This may not answer your question,
. . but here is an informal explanation for the use of radians.
Many years ago, someone divided the circle into 360 parts,
. . and called them "degrees".
More recently, someone else divided the circle into 400 parts,
. . and called them "gradients".
We could divide the circle into , say, 100 parts,
. . and call them, um,"centians".
You see, anyone can choose an arbitrary number
. . and invent a measure of an angle.
Suppose we are given a circle of radius \(\displaystyle r\).
Construct a central angle \(\displaystyle \theta\)
. . so that it intercepts an arc length of exactly \(\displaystyle r.\)
Then \(\displaystyle \theta\) is defined as one radian.
This measure is constant, regardless of the size of the circle.
. . It does not depend on someone's arbitrary constant.
It is a "natural" measure of an angle.
~ ~ ~ ~ ~ ~ ~ ~ ~ ~ ~ ~ ~ ~ ~ ~ ~ ~ ~ ~ ~ ~ ~ ~ ~ ~ ~ ~ ~ ~
A similar situtation . . .
Consider the exponential function: .\(\displaystyle f(x) \:=\:b^x\)
. . where \(\displaystyle b\) is a positive real number \(\displaystyle \ne 1.\)
The deriative is: .\(\displaystyle f'(x) \:=\:b^x\ln b\)
Consider the logarithmic function: .\(\displaystyle f(x) \:=\:\log_bx\)
. . where \(\displaystyle b\) is a positive real number \(\displaystyle \ne 1.\)
The derivative is: .\(\displaystyle f'(x) \:=\:\dfrac{1}{x}\,\dfrac{1}{\ln b}\)
In both cases, since \(\displaystyle b\) is an arbitrary constant,
. . the \(\displaystyle \ln b\) appears as an "adjustment factor".
But if the base is \(\displaystyle e\), the adjustment factor is 1.
. . HHence: .\(\displaystyle \begin{Bmatrix}\frac{d}{dx}(e^x) &=& e^x \\ \\ \frac{d}{dx}(\ln x) &=& \frac{1}{x} \end{Bmatrix}\)
It seems that that ugly decimal: .\(\displaystyle e \,=\, 2.718281828459045...\)
. . arises naturally in mathematics.
And that's why \(\displaystyle e\) is called the base of the natural log.
Afterthought
I suppose \(\displaystyle f(x)\,=\,e^x\) should be called a "natural exponential function".
. . But we don't say that.
When someone mentions "an exponential function",
. . most of us immediately think of \(\displaystyle f(x) \,=\,e^x\), don't we?
This may not answer your question,
. . but here is an informal explanation for the use of radians.

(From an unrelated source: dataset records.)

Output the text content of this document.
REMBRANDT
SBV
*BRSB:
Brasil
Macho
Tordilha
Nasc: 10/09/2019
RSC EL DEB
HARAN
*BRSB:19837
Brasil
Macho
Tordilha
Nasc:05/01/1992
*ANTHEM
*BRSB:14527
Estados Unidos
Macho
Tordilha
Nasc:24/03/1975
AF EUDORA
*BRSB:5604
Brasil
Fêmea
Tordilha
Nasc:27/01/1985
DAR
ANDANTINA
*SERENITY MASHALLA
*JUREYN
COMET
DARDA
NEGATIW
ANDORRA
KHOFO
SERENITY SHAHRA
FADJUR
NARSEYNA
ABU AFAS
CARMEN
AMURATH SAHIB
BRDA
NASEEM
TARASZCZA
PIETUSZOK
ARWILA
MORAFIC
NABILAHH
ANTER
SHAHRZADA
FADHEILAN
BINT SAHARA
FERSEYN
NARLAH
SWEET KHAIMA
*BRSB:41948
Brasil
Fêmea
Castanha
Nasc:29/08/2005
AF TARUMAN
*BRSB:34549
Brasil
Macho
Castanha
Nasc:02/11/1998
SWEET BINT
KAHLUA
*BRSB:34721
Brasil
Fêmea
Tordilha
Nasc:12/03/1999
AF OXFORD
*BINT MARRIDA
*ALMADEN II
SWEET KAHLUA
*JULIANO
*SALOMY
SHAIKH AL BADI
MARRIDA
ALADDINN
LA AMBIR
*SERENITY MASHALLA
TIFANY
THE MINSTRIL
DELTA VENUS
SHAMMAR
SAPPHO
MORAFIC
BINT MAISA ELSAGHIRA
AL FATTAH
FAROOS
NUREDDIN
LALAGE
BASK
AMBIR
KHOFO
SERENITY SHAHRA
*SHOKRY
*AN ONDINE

Many years ago, someone divided the circle into 360 parts,
. . and called them "degrees".
More recently, someone else divided the circle into 400 parts,
. . and called them "gradients".
We could divide the circle into , say, 100 parts,
. . and call them, um,"centians".
You see, anyone can choose an arbitrary number
. . and invent a measure of an angle.
Code:
* * *
* *
* * *
* * * r
*
* * @ *
* o * * * * *
* r *
* *
* *
* *
* * *Construct a central angle \(\displaystyle \theta\)
. . so that it intercepts an arc length of exactly \(\displaystyle r.\)
Then \(\displaystyle \theta\) is defined as one radian.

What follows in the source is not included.